A digital twin-enhanced collaborative maintenance paradigm for aero-engine fleet
Jiawei REN, Ying CHENG, Yingfeng ZHANG, Fei TAO
A digital twin-enhanced collaborative maintenance paradigm for aero-engine fleet
Maintenance of aero-engine fleets is crucial for the efficiency, safety, and reliability of the aviation industry. With the increasing demand for air transportation, maintaining high-performing aero-engines has become significant. Collaborative maintenance, specifically targeting aero-engine fleets, involves the coordination of multiple tasks and resources to enhance management efficiency and reduce costs. Digital Twin (DT) technology provides essential technical support for the intelligent operation and maintenance of aero-engine fleets. DT maps physical object properties to the virtual world, creating high-fidelity, dynamic models.

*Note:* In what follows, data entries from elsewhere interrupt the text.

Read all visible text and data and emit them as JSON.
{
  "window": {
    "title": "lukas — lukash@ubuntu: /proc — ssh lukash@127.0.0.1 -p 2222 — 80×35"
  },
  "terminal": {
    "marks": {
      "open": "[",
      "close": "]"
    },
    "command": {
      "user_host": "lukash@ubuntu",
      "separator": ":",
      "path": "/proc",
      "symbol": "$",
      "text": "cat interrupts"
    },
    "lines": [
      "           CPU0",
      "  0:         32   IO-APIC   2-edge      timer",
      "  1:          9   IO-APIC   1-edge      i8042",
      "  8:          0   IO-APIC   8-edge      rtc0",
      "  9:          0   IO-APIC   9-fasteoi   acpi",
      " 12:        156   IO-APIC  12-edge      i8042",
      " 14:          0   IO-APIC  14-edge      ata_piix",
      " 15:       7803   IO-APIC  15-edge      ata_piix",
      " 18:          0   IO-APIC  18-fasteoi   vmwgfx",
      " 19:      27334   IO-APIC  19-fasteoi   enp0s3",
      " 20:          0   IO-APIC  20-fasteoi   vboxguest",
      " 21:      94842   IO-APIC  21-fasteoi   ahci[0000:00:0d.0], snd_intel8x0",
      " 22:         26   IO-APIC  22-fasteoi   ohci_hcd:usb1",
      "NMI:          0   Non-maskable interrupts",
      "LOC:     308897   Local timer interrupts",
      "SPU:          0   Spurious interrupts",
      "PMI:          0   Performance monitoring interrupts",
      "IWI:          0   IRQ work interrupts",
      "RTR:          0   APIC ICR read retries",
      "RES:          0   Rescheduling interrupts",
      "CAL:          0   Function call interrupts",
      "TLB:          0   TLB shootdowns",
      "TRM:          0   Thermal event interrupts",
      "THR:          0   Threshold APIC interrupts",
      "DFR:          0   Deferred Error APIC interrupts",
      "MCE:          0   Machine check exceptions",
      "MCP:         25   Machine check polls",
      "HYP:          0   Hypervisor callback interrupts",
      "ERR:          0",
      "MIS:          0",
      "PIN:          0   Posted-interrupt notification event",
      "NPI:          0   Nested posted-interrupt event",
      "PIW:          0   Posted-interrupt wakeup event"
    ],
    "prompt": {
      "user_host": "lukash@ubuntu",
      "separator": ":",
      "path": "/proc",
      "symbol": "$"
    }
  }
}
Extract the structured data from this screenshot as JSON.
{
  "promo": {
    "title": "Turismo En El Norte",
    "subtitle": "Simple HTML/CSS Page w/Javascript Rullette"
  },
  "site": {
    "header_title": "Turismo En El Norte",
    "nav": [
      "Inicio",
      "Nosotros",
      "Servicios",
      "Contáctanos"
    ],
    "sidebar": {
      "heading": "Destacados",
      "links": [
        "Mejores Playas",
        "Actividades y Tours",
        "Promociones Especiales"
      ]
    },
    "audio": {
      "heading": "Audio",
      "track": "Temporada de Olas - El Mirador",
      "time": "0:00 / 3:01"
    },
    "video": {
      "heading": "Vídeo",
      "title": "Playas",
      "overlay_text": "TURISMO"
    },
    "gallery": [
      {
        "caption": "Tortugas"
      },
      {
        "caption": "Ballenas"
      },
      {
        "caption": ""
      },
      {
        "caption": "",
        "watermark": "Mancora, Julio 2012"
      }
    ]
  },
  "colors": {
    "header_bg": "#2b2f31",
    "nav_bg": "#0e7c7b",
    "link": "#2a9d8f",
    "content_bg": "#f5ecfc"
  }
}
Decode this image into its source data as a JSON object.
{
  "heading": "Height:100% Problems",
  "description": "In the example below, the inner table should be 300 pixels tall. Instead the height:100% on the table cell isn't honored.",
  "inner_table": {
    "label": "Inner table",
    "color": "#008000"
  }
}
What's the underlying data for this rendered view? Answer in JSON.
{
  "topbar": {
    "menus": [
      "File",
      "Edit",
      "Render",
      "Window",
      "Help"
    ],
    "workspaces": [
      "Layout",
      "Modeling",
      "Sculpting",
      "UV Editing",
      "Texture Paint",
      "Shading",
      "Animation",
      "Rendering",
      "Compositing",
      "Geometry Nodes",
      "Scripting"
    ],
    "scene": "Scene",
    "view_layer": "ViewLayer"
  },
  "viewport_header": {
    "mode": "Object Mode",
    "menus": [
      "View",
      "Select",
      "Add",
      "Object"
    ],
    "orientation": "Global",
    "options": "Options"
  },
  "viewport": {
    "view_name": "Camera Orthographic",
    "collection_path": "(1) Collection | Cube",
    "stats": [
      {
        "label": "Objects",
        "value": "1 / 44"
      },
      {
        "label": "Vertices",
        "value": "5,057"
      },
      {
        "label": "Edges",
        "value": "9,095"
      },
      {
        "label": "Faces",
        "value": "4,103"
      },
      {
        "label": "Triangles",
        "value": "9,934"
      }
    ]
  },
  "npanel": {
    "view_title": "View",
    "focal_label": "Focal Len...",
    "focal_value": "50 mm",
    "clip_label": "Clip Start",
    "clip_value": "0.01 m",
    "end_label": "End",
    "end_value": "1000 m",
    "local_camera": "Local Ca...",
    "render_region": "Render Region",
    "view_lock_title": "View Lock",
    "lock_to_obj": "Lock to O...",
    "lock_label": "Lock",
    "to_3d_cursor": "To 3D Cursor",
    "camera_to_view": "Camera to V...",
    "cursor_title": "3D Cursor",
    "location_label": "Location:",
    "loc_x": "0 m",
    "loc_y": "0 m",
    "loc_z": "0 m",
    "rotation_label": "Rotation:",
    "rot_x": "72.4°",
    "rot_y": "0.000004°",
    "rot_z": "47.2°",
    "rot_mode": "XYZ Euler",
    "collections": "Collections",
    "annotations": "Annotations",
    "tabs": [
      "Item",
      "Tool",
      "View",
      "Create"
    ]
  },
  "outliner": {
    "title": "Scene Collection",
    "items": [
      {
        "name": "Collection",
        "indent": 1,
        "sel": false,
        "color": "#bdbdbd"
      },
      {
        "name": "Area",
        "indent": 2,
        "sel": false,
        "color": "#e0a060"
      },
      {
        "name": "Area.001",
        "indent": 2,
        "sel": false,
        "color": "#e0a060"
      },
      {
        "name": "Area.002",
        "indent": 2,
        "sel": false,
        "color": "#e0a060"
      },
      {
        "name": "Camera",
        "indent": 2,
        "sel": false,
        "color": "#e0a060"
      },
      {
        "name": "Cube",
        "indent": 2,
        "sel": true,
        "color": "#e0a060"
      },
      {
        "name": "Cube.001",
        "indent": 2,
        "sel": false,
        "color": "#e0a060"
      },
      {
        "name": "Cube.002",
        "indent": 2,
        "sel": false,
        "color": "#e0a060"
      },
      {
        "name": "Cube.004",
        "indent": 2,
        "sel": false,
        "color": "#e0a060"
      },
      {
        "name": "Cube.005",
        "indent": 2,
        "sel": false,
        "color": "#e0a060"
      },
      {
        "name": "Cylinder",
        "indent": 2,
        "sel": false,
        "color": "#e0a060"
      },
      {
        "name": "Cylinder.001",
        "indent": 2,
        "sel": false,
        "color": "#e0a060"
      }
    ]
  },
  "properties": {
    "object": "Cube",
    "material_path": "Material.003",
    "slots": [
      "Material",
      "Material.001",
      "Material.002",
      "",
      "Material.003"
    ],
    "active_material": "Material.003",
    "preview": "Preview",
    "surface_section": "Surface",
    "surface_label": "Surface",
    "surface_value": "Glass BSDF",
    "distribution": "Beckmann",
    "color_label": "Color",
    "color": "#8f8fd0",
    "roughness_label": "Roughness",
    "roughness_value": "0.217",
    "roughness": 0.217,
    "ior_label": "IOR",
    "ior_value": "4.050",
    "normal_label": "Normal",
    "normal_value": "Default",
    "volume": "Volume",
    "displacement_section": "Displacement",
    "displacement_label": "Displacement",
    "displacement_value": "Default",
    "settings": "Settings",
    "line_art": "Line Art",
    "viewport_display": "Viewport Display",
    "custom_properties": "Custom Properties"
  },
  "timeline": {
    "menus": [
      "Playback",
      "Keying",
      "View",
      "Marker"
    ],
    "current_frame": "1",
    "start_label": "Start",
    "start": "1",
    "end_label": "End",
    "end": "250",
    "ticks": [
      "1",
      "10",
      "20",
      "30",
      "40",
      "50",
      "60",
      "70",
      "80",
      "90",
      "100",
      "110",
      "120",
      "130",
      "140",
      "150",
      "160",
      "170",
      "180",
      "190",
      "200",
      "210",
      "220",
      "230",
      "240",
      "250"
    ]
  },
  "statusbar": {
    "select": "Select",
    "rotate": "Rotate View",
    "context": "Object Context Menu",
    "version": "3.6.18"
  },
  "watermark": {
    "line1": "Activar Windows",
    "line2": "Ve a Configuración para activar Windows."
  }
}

However, DT-enhanced collaborative maintenance faces various challenges, including the construction of complex system-layer DT models, management of massive integrated DT data, and the development of fusion mechanisms and decision-making methods for DT data and models. Overcoming these challenges will allow the aviation industry to optimize aero-engine fleet maintenance, ensuring safety, efficiency, and cost-effectiveness while meeting the growing demand for air transportation.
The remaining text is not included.